Ini merupakan pertama kalinya Vietnam secara terbuka membongkar perilaku curang dalam kegiatan perdagangan sejak ketegangan perang dagang memuncak tahun ini.
Pernyataan dari Vietnam, yang berjanji untuk meningkatkan hukuman atas penipuan terkait dengan perdagangan, menguatkan kekhawatiran bahwa beberapa eksportir China secara ilegal mengalihkan pengiriman pesanan ke AS melalui negara produsen lain.
Langkah ini marak terjadi setelah Presiden AS Donald Trump memberlakukan tarif terhadap impor produk China senilai US$250 miliar dan mengancam akan memberlakukan tarif pada daftar produk tambahan senilai US$300 miliar.
Mitra dagang AS, termasuk Vietnam, saat ini menghadapi tekanan yang makin besar untuk menghentikan praktik ekspor ilegal, mengingat pada saat yang sama mereka juga berusaha untuk menghindari sanksi tarif serupa.
“Ini seperti permainan kucing dan tikus. Selama orang-orang rela mengambil risiko untuk menghindari bea [masuk] 25%, [praktik ekspor ilegal] akan sulit dihentikan,” kata Fred Burke, mitra pengelola di firma hukum Baker & McKenzie (Vietnam) Ltd., seperti dikutip melalui Bloomberg, Selasa (11/6).
Do Van Sinh, anggota tetap komite ekonomi Majelis Nasional mengatakan, Vietnam makin khawatir dengan kemungkinan pengenaan sanksi oleh AS karena mengizinkan produk China dengan label palsu.

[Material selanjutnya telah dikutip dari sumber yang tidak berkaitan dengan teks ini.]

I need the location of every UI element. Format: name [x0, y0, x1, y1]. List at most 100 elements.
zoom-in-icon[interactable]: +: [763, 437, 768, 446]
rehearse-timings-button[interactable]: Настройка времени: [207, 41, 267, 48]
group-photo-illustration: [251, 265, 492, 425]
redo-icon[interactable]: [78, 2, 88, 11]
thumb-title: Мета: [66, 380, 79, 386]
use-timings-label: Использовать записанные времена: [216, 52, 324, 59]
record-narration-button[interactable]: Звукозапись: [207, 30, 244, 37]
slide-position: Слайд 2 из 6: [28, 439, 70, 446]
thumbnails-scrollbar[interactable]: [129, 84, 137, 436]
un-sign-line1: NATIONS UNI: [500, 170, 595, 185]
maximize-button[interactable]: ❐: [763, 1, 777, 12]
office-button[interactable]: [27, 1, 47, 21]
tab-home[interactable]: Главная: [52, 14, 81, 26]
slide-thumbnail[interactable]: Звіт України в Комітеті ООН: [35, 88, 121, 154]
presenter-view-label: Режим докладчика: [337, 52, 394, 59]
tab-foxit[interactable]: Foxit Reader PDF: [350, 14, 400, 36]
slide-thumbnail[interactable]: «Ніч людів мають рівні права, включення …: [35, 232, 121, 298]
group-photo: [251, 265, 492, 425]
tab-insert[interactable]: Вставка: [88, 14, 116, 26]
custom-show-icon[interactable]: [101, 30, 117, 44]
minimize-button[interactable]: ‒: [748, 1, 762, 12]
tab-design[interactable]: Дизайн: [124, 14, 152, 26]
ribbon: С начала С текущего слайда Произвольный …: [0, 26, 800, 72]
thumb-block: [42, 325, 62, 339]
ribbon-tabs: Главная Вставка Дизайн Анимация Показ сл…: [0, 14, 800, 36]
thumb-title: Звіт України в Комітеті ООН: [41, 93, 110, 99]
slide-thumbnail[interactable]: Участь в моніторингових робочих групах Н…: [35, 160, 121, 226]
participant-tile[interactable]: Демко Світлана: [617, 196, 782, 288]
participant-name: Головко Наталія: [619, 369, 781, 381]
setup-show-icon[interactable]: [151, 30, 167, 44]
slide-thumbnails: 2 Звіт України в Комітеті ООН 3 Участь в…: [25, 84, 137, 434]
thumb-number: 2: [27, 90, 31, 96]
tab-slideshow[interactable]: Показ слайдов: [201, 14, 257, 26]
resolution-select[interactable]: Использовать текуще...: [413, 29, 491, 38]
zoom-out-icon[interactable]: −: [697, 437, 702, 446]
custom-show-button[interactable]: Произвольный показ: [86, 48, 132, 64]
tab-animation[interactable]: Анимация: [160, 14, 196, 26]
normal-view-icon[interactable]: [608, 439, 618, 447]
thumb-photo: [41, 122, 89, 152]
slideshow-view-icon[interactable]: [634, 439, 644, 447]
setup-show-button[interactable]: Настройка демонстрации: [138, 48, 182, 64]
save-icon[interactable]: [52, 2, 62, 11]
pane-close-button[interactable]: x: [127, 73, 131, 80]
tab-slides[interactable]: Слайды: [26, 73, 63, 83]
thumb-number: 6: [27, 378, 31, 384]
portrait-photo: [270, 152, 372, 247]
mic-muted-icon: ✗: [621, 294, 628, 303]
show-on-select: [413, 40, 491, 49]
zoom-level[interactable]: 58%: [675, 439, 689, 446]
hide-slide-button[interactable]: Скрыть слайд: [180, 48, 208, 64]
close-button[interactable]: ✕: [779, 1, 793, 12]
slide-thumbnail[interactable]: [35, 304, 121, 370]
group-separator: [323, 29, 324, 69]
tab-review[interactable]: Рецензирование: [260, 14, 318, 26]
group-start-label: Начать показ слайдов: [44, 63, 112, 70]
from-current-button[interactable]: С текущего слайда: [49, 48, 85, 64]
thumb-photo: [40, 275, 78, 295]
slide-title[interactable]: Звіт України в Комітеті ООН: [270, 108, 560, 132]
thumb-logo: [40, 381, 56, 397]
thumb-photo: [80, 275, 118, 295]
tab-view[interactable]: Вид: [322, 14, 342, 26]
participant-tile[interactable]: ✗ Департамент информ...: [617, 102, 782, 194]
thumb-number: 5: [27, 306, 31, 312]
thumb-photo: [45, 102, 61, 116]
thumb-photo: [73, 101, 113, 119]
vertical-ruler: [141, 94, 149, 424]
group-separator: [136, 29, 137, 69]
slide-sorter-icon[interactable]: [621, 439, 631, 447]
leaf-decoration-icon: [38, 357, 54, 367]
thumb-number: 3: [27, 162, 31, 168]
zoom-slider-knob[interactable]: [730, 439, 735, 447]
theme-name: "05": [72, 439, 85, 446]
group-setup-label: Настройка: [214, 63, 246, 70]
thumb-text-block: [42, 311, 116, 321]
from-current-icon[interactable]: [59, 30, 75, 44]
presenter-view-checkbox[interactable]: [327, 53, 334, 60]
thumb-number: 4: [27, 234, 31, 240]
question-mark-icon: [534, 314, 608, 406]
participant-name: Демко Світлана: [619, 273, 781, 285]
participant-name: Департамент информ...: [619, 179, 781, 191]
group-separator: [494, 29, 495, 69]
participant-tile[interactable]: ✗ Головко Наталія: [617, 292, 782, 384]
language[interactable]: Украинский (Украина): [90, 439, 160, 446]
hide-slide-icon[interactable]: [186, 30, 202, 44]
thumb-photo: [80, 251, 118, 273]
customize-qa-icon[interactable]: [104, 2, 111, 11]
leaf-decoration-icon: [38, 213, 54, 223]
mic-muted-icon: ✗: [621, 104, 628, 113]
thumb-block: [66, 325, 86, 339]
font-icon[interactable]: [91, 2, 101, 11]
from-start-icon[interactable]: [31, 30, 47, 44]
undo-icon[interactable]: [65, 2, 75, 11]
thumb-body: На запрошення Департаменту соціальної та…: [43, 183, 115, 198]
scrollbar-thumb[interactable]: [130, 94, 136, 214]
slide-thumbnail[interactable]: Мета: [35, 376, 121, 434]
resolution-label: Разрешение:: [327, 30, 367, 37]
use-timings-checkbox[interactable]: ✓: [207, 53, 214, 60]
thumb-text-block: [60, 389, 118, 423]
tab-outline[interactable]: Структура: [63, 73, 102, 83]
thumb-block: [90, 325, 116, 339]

Apalagi, pengiriman ke AS telah melonjak tahun ini bersamaan dengan pelemahan ekonomi China.
Sebagian besar bukti menunjukkan bahwa beberapa dari keuntungan ekspor Vietnam disebabkan oleh pergeseran rantai pasok.
Salah satu contoh kasus dari pemalsuan itu adalah produk kayu lapis asal China yang diekspor ke AS melalui perusahaan Vietnam.
“Jumlah industri rumahan yang berusaha menghindari tarif AS kemungkinan akan bertambah, mengingat tingkat tarif yang tinggi dan potensi keuntungan yang besar,” kata Chua Hak Bin, ekonom senior di Maybank Kim Eng Research Pte. di Singapura.
Merujuk pada kebijakan Asean, Chua mengatakan kemungkinan besar perhimpunan bangsa-bangsa tersebut akan menindaklanjuti perubahan rute rantai pasok agar tidak terjadi kecurangan dalam kegiatan dagang.
Sementara itu, seorang analis senior Bloomberg Intelligence di Singapura, Rahul Kapoor, mengatakan bahwa pengiriman ekspor yang meragukan kemungkinan merupakan bagian kecil dari total ekspor China ke AS.
“Akan selalu ada kebocoran dan strategi untuk menghindari tarif, tetapi kami tidak melihatnya sebagai fenomena yang tersebar luas,” kata Kapoor.
Vietnam saat ini juga sedang menghadapi pengawasan dari Washington setelah Departemen Keuangan AS menambahkan negara itu ke daftar pantauan untuk dugaan praktik manipulasi mata uang bulan lalu.
Adapun, pihak berwenang Vietnam mengatakan nilai tukar tidak akan digunakan untuk menciptakan keuntungan perdagangan yang tidak adil, bahkan ketika mereka semakin khawatir bahwa konflik AS-China akan mengganggu pertumbuhan ekonomi.
Wakil Perdana Menteri Vietnam Pham Binh Minh mengatakan kepada Majelis Nasional bahwa produk domestik bruto (PDB) berpotensi turun 6 triliun dong atau sekitar US$256 juta dalam 5 tahun ke depan akibat perang dagang.